According to a new survey by Harris Interactive 1 in 6 Americans now use an eReader with 1 in 6 likely to purchase one within the next 6 months. That’s 15%, which is almost double what it was this time last year, 8%. Also eBook readers purchase more books and read on average more than paper book readers!
I should know, since I purchased my first Sony eReader I started reading more, and now with the books from my Kindle available on my Mac, iPhone, iPad I purchase and read more than ever!
A case in point, Seth Godin released a new book today entitled, We Are All Weird, but rather than purchase the hard back and wait for it to be delivered (which I’ve not done in many many years!), I clicked the link to the Amazon Kindle store, clicked the “Buy now with one click” and had it on my Kindle before my kettle boiled this morning! Two Clicks and I had the book, why would anyone purchase a book in any other way, and why would an author sell their book any other way?

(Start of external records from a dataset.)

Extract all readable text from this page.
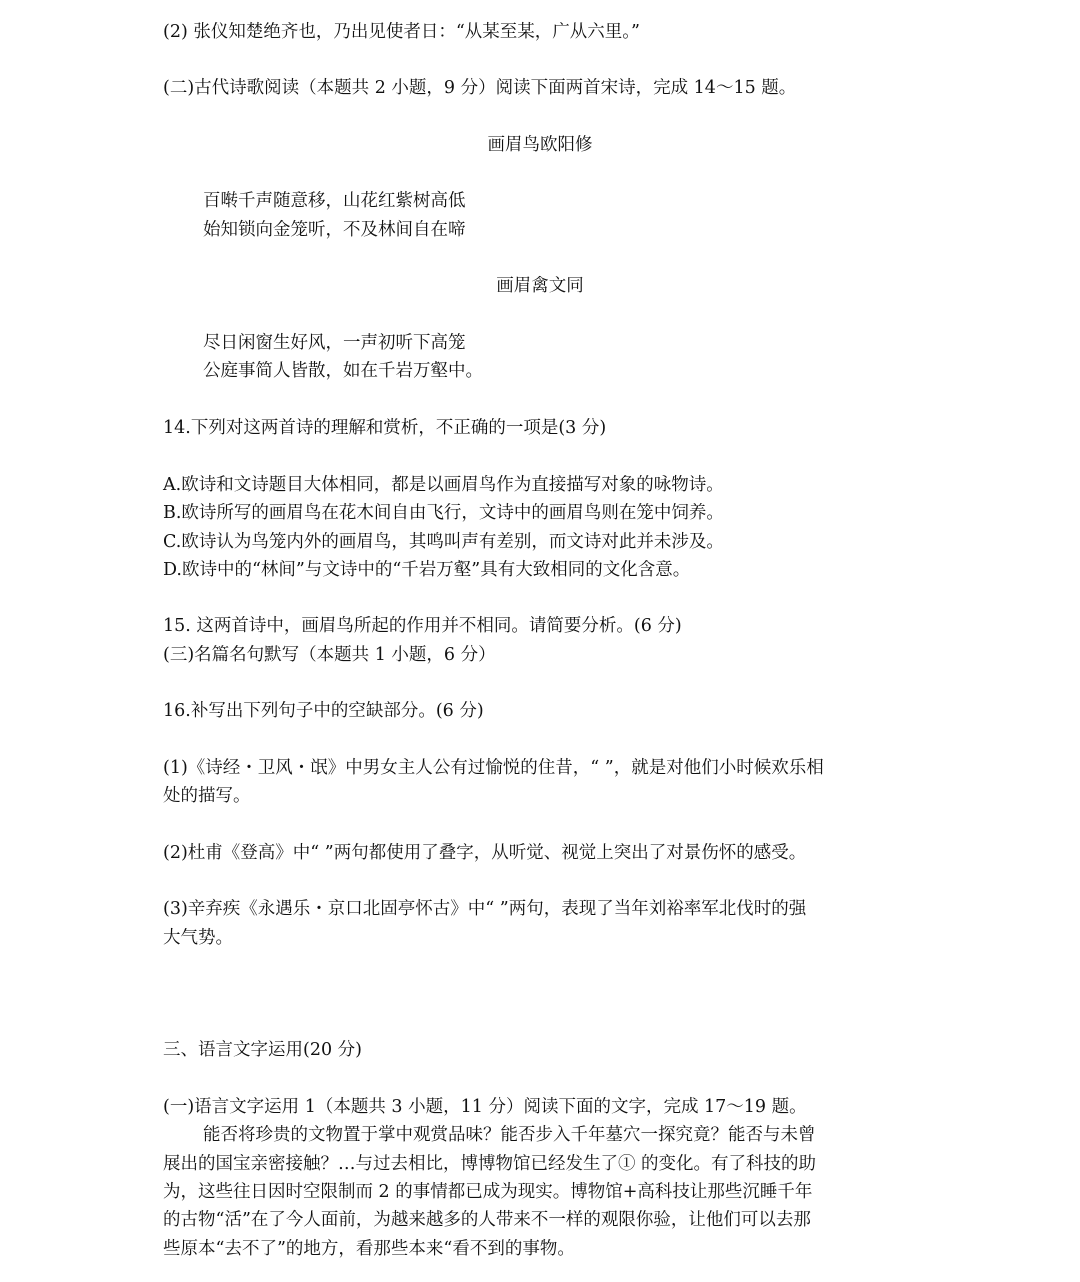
(2) 张仪知楚绝齐也，乃出见使者日：“从某至某，广从六里。”
(二)古代诗歌阅读（本题共 2 小题，9 分）阅读下面两首宋诗，完成 14～15 题。
画眉鸟欧阳修
百啭千声随意移，山花红紫树高低
始知锁向金笼听，不及林间自在啼
画眉禽文同
尽日闲窗生好风，一声初听下高笼
公庭事简人皆散，如在千岩万壑中。
14.下列对这两首诗的理解和赏析，不正确的一项是(3 分)
A.欧诗和文诗题目大体相同，都是以画眉鸟作为直接描写对象的咏物诗。
B.欧诗所写的画眉鸟在花木间自由飞行，文诗中的画眉鸟则在笼中饲养。
C.欧诗认为鸟笼内外的画眉鸟，其鸣叫声有差别，而文诗对此并未涉及。
D.欧诗中的“林间”与文诗中的“千岩万壑”具有大致相同的文化含意。
15. 这两首诗中，画眉鸟所起的作用并不相同。请简要分析。(6 分)
(三)名篇名句默写（本题共 1 小题，6 分）
16.补写出下列句子中的空缺部分。(6 分)
(1)《诗经・卫风・氓》中男女主人公有过愉悦的住昔，“ ”，就是对他们小时候欢乐相
处的描写。
(2)杜甫《登高》中“ ”两句都使用了叠字，从听觉、视觉上突出了对景伤怀的感受。
(3)辛弃疾《永遇乐・京口北固亭怀古》中“ ”两句，表现了当年刘裕率军北伐时的强
大气势。
三、语言文字运用(20 分)
(一)语言文字运用 1（本题共 3 小题，11 分）阅读下面的文字，完成 17～19 题。
能否将珍贵的文物置于掌中观赏品味？能否步入千年墓穴一探究竟？能否与未曾
展出的国宝亲密接触？…与过去相比，博博物馆已经发生了① 的变化。有了科技的助
为，这些往日因时空限制而 2 的事情都已成为现实。博物馆+高科技让那些沉睡千年
的古物“活”在了今人面前，为越来越多的人带来不一样的观限你验，让他们可以去那
些原本“去不了”的地方，看那些本来“看不到的事物。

I’ve been saying this for years, it’s part of my no paper mantra, but it would appear Seth believes the same:
My new book, We Are All Weird goes on sale today. We only have 11,000 hardcover copies on sale at Amazon, with no plans to print more. I wanted you to have first dibs. (PS, Outside the USA? click here). Why limit the number printed?

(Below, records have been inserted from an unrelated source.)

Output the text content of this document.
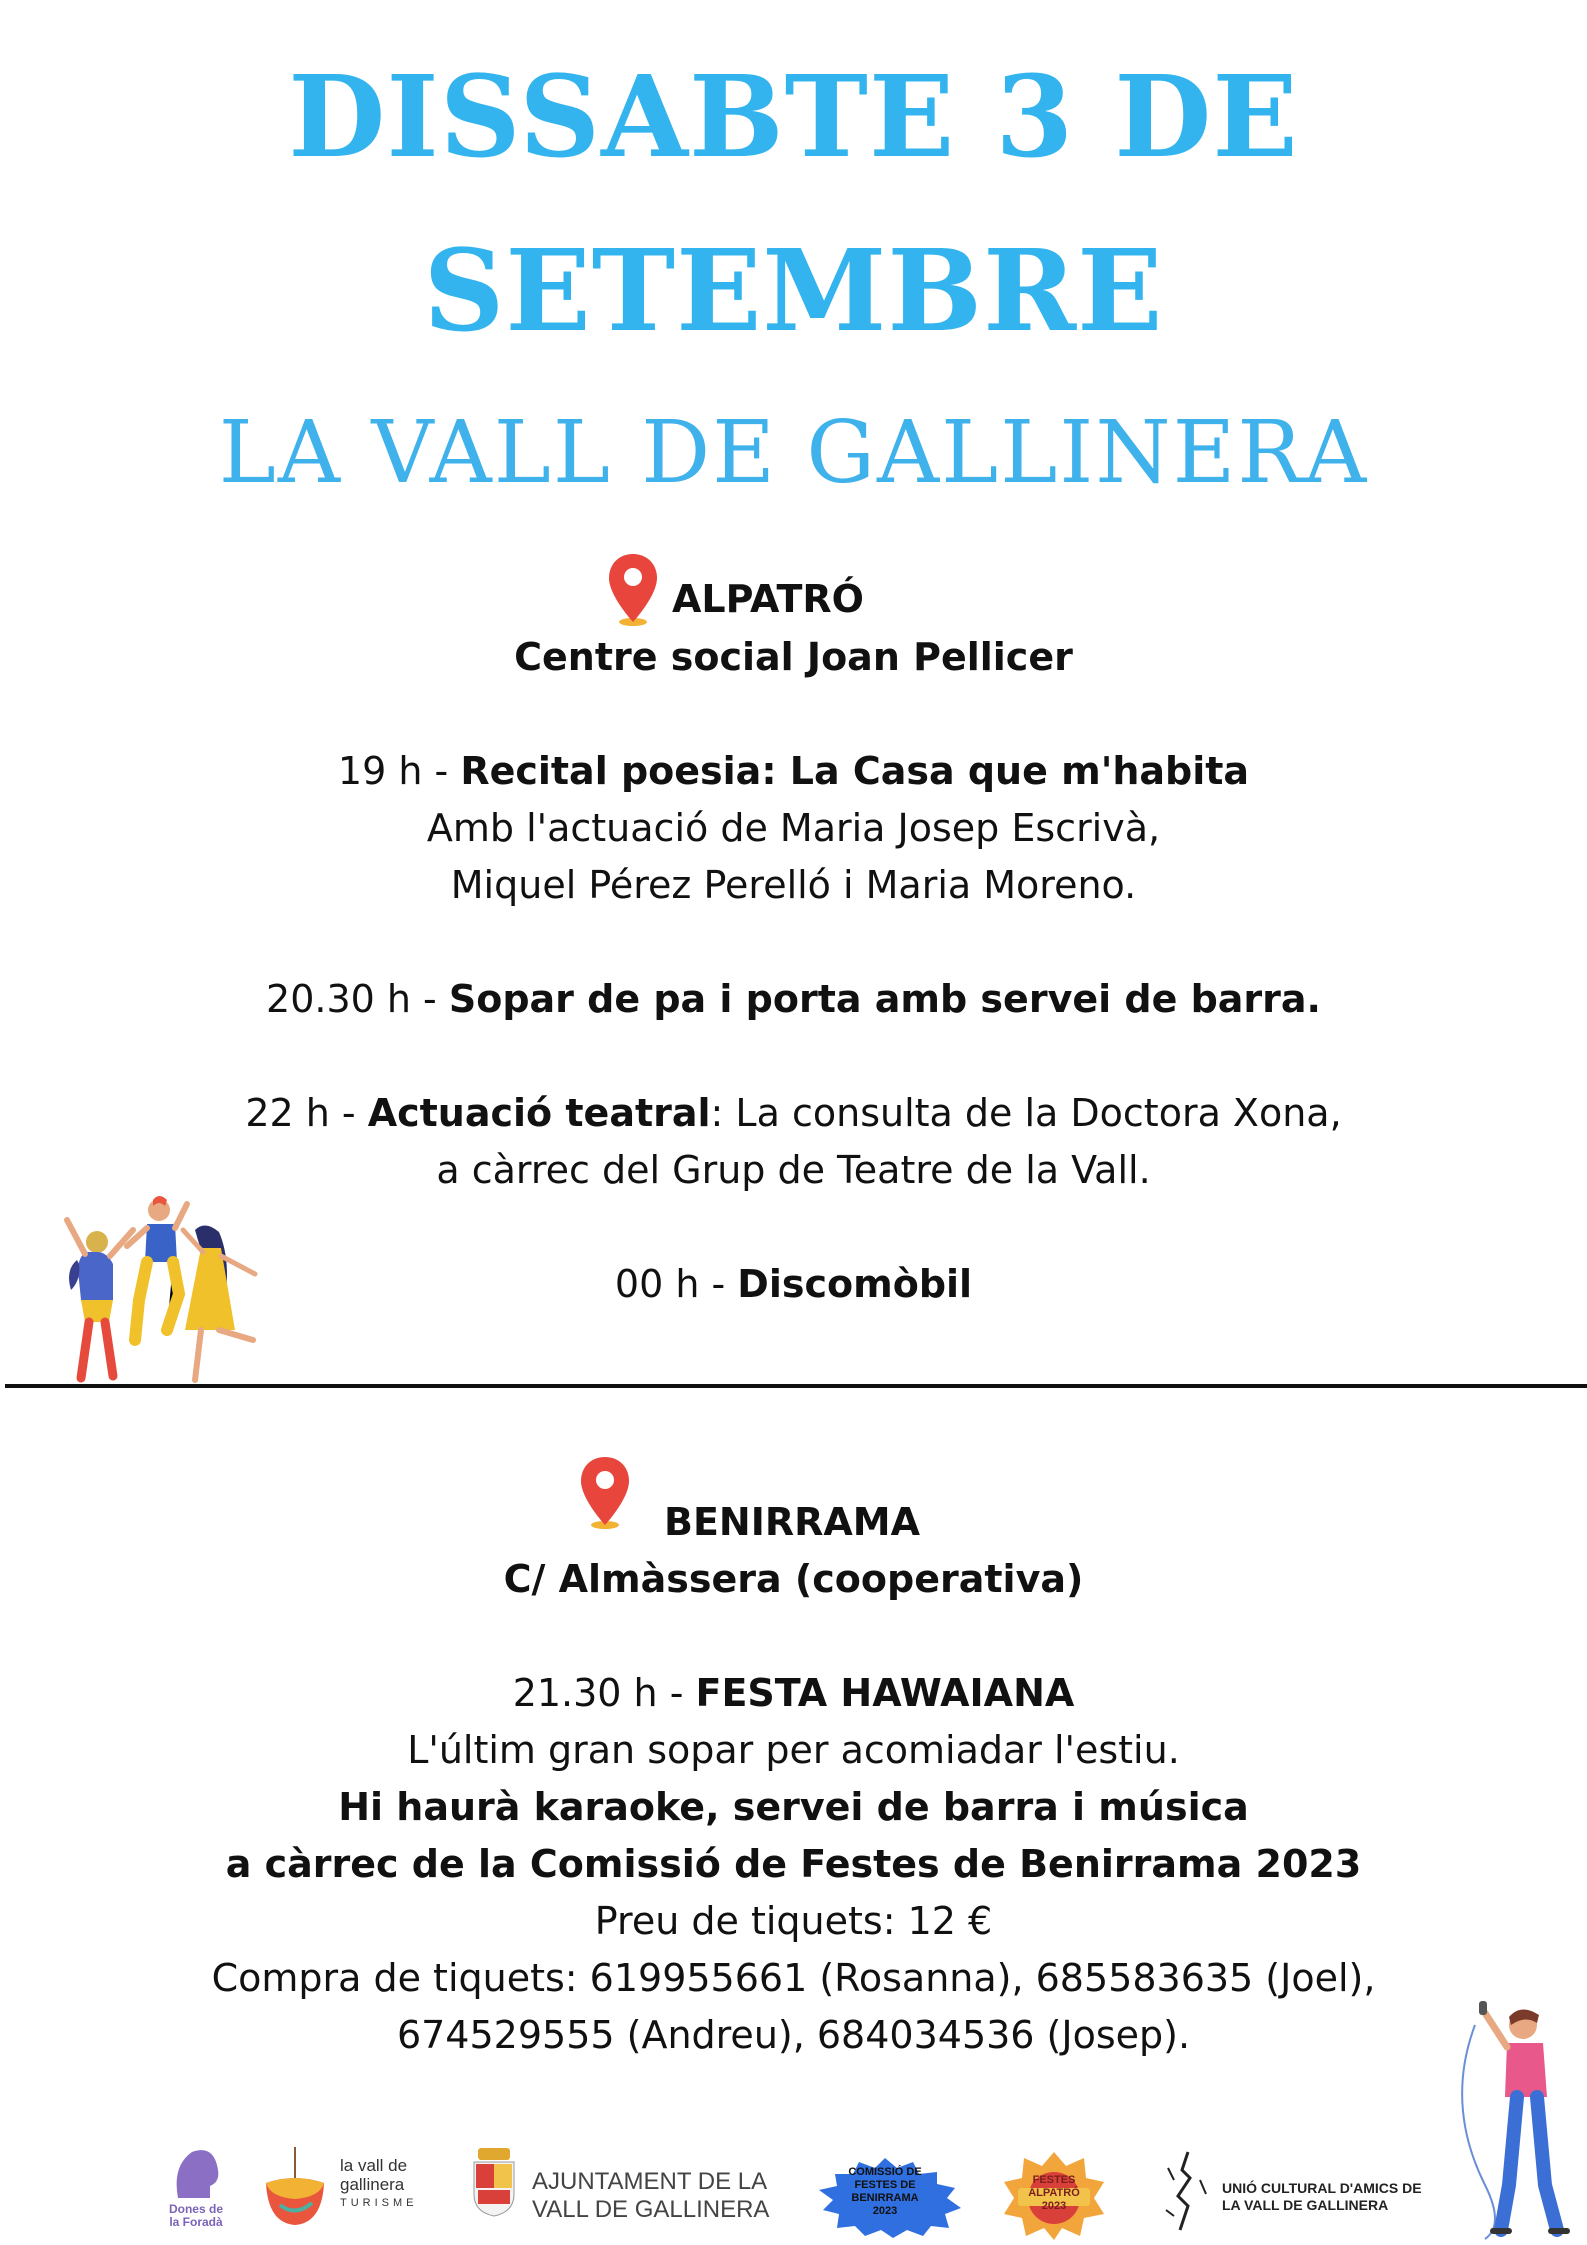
DISSABTE 3 DE
SETEMBRE
LA VALL DE GALLINERA
ALPATRÓ
Centre social Joan Pellicer
19 h - Recital poesia: La Casa que m'habita
Amb l'actuació de Maria Josep Escrivà,
Miquel Pérez Perelló i Maria Moreno.
20.30 h - Sopar de pa i porta amb servei de barra.
22 h - Actuació teatral: La consulta de la Doctora Xona,
a càrrec del Grup de Teatre de la Vall.
00 h - Discomòbil
BENIRRAMA
C/ Almàssera (cooperativa)
21.30 h - FESTA HAWAIANA
L'últim gran sopar per acomiadar l'estiu.
Hi haurà karaoke, servei de barra i música
a càrrec de la Comissió de Festes de Benirrama 2023
Preu de tiquets: 12 €
Compra de tiquets: 619955661 (Rosanna), 685583635 (Joel),
674529555 (Andreu), 684034536 (Josep).
Dones de
la Foradà
la vall de
gallinera
TURISME
AJUNTAMENT DE LA
VALL DE GALLINERA
COMISSIÓ DE
FESTES DE
BENIRRAMA
2023
FESTES
ALPATRÓ
2023
UNIÓ CULTURAL D'AMICS DE
LA VALL DE GALLINERA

Conventional publishing wisdom says that the first 10,000 copies are the hardest. In fact, you don’t make money until after that. The goal is to prime the pump and then, if you get lucky, sell millions and millions of hardcovers, day after day, year after year. That’s what pays the bills at all the large publishing houses. The thing is, digital is better at infinity than paper ever will be. Digital is easy to keep in stock, easy to replenish, easy to connect with. Paper, on the other hand, benefits from scarcity.